The stallion flinches back at that. "We did wrong by her. We knew that mere days after we'd given her up, but by then it was too late."

I take a deep breath and lean back in the chair that had been given to me during their story. I simply stare at the two of them for a few moments, trying to get my thoughts together.

"She's happy where she is now," I say after a minute or so. "You want to do right by her? Leave her with the family that would do anything for her without hesitation. She's been my daughter for less than six months, but already I'd die for her if I knew it would keep her safe." I stand up and push the chair back. The officer indicates to me that time is almost up.

"I'll be getting a restraining order that only Comet can overturn. If at some point she wants to see you again, that will be her choice that I will let her make." I sigh and turn away from the cell. "Beyond that, I won't be pressing charges. Once you're out of here, leave Ponyville and do not come back."

"Mr. Powell, I--"

I don't even let them finish before I walk away.

* * * *

Cheerilee and Comet are both still asleep by the time I get back to the hospital. I sit back down in the chair I've spent most of the day in and hold my head in my hands. I can only stare at the floor, thinking about everything that's happened over the past week. I hate it all. I just want Comet to be safe.

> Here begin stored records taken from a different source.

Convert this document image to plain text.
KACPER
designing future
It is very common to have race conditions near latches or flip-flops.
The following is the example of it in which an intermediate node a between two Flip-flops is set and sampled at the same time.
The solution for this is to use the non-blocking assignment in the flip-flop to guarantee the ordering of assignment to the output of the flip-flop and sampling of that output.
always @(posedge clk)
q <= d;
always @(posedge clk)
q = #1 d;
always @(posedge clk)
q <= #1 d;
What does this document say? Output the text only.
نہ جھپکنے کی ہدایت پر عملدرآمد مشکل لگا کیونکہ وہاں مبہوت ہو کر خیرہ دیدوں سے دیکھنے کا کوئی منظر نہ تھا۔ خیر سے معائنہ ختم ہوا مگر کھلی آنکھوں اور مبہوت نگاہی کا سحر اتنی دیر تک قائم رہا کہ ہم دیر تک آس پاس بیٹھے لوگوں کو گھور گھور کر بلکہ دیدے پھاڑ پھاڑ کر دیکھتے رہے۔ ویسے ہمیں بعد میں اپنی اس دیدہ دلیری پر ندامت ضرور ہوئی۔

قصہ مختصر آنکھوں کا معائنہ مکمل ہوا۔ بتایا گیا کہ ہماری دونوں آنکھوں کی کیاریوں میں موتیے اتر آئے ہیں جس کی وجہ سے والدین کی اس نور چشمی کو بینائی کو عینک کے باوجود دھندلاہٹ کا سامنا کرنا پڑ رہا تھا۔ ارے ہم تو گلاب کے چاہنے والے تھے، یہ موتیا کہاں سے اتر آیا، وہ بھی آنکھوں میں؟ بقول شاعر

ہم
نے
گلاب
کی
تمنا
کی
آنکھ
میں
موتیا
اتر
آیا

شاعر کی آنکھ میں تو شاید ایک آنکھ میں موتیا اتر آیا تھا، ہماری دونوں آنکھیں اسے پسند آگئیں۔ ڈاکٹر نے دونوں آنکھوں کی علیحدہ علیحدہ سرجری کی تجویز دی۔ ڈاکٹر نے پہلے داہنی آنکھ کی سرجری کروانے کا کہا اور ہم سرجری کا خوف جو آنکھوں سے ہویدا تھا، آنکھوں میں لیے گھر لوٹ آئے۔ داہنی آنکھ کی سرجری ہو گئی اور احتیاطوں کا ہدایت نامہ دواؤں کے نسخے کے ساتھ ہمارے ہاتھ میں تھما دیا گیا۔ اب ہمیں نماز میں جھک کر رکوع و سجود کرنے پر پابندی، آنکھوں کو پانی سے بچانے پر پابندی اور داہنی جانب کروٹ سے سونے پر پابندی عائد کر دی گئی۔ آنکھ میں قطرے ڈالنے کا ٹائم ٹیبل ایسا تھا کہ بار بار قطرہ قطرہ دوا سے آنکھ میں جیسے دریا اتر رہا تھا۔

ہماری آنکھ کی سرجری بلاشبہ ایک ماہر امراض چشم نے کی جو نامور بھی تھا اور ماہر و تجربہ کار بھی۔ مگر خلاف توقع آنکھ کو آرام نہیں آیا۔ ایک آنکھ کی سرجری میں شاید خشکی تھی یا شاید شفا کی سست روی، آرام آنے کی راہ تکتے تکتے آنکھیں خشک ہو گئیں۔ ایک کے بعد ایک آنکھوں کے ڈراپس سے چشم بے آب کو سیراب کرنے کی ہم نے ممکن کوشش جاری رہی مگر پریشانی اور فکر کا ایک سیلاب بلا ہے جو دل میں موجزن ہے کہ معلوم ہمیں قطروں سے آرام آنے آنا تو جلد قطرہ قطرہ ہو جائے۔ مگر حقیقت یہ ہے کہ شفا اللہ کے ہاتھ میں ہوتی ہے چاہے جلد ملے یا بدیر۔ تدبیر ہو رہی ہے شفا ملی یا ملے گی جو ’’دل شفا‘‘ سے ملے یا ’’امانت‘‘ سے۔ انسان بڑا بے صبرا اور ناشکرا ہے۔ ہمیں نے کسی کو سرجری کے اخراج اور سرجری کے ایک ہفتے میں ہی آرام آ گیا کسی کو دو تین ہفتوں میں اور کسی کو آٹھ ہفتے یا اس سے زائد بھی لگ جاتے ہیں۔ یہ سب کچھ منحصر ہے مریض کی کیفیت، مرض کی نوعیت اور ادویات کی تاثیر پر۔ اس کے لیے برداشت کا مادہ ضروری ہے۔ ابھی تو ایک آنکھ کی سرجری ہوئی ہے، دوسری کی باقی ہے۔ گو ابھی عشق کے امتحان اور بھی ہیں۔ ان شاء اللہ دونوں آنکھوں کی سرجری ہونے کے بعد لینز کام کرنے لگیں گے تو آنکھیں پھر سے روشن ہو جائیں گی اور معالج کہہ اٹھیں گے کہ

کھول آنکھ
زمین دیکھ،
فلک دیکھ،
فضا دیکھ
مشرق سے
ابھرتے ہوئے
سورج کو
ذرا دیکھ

"Hey, Daddy." I look up and see that Comet has woken up. She's giving me a small smile. I return it and ruffle her mane a bit.

"How's it going?" I ask.

Comet shrugs. "Okay, I guess." Comet's expression changes to one of intensity and fear. "Mommy's gonna be okay, right?"

"Of course she is," I say with a comforting smile. "She's going to be just fine. We all are."

"Okay." Comet close her eyes and nuzzles Cheerilee's leg that she's holding on to. "Can we go home soon?"

I nod. "Yeah, we'll go home really soon. Tomorrow at the latest."

"And they're not going to try to take me away again?"

I shake my head. "No. They're not. Nobody is going to try to take you away again." I give Comet's hoof a loving squeeze. "You don't have to worry about that anymore. You're my daughter. No one is going to hurt you ever again."